The onlineness of our time has enhanced this effect, of course. But it is not unique to us. In the eighteenth century, Adam Smith wrote:
Let us suppose that the great empire of China, with all its myriads of inhabitants, was suddenly swallowed up by an earthquake, and let us consider how a man of humanity in Europe, who had no sort of connexion with that part of the world, would be affected upon receiving intelligence of this dreadful calamity. He would, I imagine, first of all, express very strongly his sorrow for the misfortune of that unhappy people, he would make many melancholy reflections upon the precariousness of human life, and the vanity of all the labours of man, which could thus be annihilated in a moment. He would too, perhaps, if he was a man of speculation, enter into many reasonings concerning the effects which this disaster might produce upon the commerce of Europe, and the trade and business of the world in general. And when all this fine philosophy was over, when all these humane sentiments had been once fairly expressed, he would pursue his business or his pleasure, take his repose or his diversion, with the same ease and tranquility, as if no such accident had happened. The most frivolous disaster which could befal himself would occasion a more real disturbance. If he was to lose his little finger to-morrow, he would not sleep to-night; but provided he never saw them, he will snore with the most profound security over the ruin of a hundred millions of his brethren, and the destruction of that immense multitude seems plainly an object less interesting to him, than this paultry misfortune of his own.1
This phenomenon is not new, but it is greater. For now, thanks to our terminal2 connection to a chosen few internet accounts—(that is part of the problem. We suppose the internet connects us to everyone. It does not. It connects us with a very vocal minority, often with financial incentives to keep us coming back)—we have a window to all over the world. Through that window we see glimpses only, cherry-picked facts and mangled quotes, edited videos and implied motives. We see the one, missing the ninety-nine. But because our view is so narrow, limited by our human experience, we are forced to reason backwards. We see the one, and assume it is characteristic of the ninety-nine; rather, the ninety-nine million. We forget that each of those ninety-nine million is an individual, created by God in his image, with thoughts and feelings and upbringings and desires wholly foreign to our own. The real psychological warfare is to not treat the some as the all.

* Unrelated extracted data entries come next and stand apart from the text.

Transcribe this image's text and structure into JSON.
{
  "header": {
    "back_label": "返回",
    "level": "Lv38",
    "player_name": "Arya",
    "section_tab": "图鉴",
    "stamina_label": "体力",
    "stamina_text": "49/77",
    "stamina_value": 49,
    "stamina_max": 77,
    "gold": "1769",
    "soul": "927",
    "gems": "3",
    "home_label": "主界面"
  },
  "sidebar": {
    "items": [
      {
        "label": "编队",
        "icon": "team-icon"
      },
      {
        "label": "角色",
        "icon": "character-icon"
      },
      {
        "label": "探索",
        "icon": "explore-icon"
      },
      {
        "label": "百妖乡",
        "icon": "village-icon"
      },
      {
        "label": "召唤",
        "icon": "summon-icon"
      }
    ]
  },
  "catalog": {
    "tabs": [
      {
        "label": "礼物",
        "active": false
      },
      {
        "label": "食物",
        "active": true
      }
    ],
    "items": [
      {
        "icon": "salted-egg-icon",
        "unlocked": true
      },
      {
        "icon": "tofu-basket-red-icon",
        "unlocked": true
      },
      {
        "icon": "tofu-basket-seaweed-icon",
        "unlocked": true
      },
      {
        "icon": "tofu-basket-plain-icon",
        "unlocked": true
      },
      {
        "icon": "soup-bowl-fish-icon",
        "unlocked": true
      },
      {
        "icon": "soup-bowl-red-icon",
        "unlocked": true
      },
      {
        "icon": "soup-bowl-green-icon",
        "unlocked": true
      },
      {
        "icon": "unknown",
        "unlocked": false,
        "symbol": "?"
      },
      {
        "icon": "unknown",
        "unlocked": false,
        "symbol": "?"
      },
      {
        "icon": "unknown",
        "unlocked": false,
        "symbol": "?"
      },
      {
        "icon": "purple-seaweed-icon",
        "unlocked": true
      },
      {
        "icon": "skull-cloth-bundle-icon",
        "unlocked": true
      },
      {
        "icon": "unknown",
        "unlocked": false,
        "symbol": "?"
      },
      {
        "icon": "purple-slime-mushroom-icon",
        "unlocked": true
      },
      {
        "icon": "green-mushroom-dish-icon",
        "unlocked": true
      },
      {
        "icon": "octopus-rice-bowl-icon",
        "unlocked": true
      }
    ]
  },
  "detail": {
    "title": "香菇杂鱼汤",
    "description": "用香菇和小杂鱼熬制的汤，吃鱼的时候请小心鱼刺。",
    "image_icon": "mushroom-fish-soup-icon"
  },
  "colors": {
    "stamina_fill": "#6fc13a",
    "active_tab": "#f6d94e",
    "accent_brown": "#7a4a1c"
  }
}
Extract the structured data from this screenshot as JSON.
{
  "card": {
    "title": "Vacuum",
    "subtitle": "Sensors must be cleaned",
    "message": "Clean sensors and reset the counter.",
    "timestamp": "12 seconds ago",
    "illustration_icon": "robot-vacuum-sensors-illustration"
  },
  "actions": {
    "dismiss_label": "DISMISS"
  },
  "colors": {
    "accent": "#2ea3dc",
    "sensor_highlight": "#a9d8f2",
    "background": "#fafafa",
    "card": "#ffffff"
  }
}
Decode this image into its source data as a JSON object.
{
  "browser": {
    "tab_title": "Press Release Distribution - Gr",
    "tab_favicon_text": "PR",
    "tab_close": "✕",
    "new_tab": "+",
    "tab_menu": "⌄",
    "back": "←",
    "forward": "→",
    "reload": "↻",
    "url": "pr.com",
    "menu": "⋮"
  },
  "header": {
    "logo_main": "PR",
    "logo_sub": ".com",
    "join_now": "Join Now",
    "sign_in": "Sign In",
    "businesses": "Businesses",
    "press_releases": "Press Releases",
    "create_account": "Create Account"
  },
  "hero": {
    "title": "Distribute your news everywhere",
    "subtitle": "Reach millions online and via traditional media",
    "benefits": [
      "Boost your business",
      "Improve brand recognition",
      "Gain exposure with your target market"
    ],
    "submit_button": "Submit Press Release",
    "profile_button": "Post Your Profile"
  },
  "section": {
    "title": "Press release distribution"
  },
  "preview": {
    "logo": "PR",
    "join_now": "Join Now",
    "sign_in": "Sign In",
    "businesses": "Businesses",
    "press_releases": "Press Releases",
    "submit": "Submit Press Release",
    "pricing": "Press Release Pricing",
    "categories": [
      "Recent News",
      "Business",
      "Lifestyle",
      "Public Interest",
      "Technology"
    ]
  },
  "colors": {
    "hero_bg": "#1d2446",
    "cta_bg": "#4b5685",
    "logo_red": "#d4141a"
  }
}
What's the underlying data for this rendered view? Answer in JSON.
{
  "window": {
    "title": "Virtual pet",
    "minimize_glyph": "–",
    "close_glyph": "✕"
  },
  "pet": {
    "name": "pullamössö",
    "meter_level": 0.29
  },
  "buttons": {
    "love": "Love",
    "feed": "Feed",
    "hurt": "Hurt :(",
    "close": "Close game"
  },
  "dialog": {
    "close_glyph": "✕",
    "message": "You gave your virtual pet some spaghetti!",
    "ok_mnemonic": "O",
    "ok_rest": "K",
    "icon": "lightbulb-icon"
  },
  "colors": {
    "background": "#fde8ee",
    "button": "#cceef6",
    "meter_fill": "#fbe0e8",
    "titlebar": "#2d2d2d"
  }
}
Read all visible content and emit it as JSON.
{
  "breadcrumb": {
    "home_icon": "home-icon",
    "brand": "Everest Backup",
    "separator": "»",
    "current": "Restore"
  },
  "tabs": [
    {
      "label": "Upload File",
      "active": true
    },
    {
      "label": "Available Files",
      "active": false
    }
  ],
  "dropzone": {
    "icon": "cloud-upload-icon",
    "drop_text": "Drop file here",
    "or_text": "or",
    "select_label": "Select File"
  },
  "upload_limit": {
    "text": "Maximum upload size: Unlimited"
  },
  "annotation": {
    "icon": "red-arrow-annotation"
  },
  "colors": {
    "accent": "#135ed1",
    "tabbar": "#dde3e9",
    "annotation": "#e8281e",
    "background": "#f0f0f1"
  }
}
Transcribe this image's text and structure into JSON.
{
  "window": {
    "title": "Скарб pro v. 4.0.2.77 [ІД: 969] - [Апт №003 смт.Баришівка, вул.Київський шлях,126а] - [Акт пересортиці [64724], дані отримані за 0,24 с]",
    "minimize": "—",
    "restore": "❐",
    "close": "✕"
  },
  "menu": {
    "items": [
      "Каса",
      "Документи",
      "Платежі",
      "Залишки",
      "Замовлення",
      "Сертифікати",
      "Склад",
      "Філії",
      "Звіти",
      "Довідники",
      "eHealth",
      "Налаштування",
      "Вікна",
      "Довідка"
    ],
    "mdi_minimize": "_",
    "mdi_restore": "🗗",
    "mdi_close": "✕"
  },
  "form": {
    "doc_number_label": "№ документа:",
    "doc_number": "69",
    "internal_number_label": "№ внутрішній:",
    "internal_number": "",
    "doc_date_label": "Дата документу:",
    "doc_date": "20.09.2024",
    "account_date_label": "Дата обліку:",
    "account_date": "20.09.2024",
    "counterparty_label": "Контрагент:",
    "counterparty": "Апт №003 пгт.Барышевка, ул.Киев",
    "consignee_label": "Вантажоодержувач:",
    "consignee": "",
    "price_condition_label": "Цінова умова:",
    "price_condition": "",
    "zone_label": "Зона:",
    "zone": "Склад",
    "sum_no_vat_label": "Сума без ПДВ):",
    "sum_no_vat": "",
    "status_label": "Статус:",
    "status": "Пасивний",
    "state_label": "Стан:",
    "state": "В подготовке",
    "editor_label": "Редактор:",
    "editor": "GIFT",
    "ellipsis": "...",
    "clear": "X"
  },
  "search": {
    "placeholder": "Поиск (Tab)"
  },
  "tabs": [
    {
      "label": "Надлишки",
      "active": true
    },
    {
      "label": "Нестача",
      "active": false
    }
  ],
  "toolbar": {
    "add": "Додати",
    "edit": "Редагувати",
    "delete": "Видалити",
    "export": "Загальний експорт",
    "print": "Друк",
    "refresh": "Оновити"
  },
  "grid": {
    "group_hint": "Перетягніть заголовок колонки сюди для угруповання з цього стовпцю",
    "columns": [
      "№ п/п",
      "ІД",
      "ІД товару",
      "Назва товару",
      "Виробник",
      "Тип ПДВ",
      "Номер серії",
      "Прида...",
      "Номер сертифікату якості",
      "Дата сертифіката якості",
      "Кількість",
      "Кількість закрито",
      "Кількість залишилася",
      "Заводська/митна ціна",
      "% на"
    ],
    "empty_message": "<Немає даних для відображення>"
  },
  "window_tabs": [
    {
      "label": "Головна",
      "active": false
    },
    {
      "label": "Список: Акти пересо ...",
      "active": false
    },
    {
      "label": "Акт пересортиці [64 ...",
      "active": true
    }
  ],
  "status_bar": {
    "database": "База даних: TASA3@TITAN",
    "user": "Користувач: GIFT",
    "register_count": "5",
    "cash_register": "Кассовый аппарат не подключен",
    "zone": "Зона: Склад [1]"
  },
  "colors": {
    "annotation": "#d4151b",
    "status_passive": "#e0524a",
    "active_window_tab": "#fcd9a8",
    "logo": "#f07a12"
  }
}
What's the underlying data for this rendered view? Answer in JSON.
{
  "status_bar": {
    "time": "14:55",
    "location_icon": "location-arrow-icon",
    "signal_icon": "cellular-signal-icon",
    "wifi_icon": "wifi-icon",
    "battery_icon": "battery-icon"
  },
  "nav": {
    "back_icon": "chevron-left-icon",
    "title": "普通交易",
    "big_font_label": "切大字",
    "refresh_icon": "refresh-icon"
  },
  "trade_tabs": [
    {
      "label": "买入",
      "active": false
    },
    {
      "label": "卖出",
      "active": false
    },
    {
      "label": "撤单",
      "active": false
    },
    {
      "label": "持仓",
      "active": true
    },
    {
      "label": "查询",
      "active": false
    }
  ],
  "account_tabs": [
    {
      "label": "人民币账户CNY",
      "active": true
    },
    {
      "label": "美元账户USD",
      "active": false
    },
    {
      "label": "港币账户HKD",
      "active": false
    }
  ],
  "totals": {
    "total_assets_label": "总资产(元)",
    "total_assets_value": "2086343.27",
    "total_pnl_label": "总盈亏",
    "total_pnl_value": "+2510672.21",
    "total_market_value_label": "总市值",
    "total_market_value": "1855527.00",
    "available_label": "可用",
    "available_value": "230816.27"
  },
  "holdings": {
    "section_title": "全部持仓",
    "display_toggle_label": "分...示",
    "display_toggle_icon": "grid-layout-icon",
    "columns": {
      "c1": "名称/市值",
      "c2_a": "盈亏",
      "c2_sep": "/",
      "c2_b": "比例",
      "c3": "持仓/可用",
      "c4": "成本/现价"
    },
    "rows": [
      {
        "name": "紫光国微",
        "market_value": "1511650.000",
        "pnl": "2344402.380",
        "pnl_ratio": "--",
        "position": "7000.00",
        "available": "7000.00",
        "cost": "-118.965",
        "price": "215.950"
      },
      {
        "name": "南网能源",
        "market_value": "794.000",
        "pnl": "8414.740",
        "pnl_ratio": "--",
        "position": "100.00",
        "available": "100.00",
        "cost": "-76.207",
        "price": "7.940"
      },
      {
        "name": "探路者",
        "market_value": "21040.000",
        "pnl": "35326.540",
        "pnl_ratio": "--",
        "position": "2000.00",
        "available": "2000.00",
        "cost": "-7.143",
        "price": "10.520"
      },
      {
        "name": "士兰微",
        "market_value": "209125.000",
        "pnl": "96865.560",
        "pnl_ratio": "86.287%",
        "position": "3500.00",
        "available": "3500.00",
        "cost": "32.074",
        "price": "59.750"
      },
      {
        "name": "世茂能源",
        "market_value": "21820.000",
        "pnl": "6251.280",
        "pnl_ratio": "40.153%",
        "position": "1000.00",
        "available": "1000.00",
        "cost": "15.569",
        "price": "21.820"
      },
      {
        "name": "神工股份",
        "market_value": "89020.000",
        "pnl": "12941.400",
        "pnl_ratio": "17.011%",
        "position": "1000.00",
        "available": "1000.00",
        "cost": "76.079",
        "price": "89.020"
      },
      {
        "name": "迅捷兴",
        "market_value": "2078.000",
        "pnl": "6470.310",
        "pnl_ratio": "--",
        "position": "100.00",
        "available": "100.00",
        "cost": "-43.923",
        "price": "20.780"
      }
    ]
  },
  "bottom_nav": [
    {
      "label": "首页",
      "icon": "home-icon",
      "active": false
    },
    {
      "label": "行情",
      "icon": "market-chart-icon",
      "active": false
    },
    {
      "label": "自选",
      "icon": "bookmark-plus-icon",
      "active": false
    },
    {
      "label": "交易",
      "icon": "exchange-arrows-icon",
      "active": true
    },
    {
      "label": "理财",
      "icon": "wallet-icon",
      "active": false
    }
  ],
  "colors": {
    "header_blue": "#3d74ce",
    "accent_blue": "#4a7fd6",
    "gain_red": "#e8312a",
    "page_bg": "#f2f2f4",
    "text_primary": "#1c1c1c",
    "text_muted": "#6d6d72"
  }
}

If there is a political conclusion to draw from this, it should reinforce the idea that limited and local governments are preferable. Giving single men and even single governments grand power over millions of men is doomed to failure. But the larger reminder is that we must focus on Real Life. The sphere of influence we do have is, in comparison, quite small. We must not sacrifice it for the distractions of distant, imagined issues. The only way to fight our internet-driven polarization is with genuine, real-life personal relationships. Even if ragebaiting is more fun.
Adam Smith, The Theory of Moral Sentiments. Project Gutenberg.
ter·mi·nal. (of a disease) predicted to lead to death, especially slowly; incurable.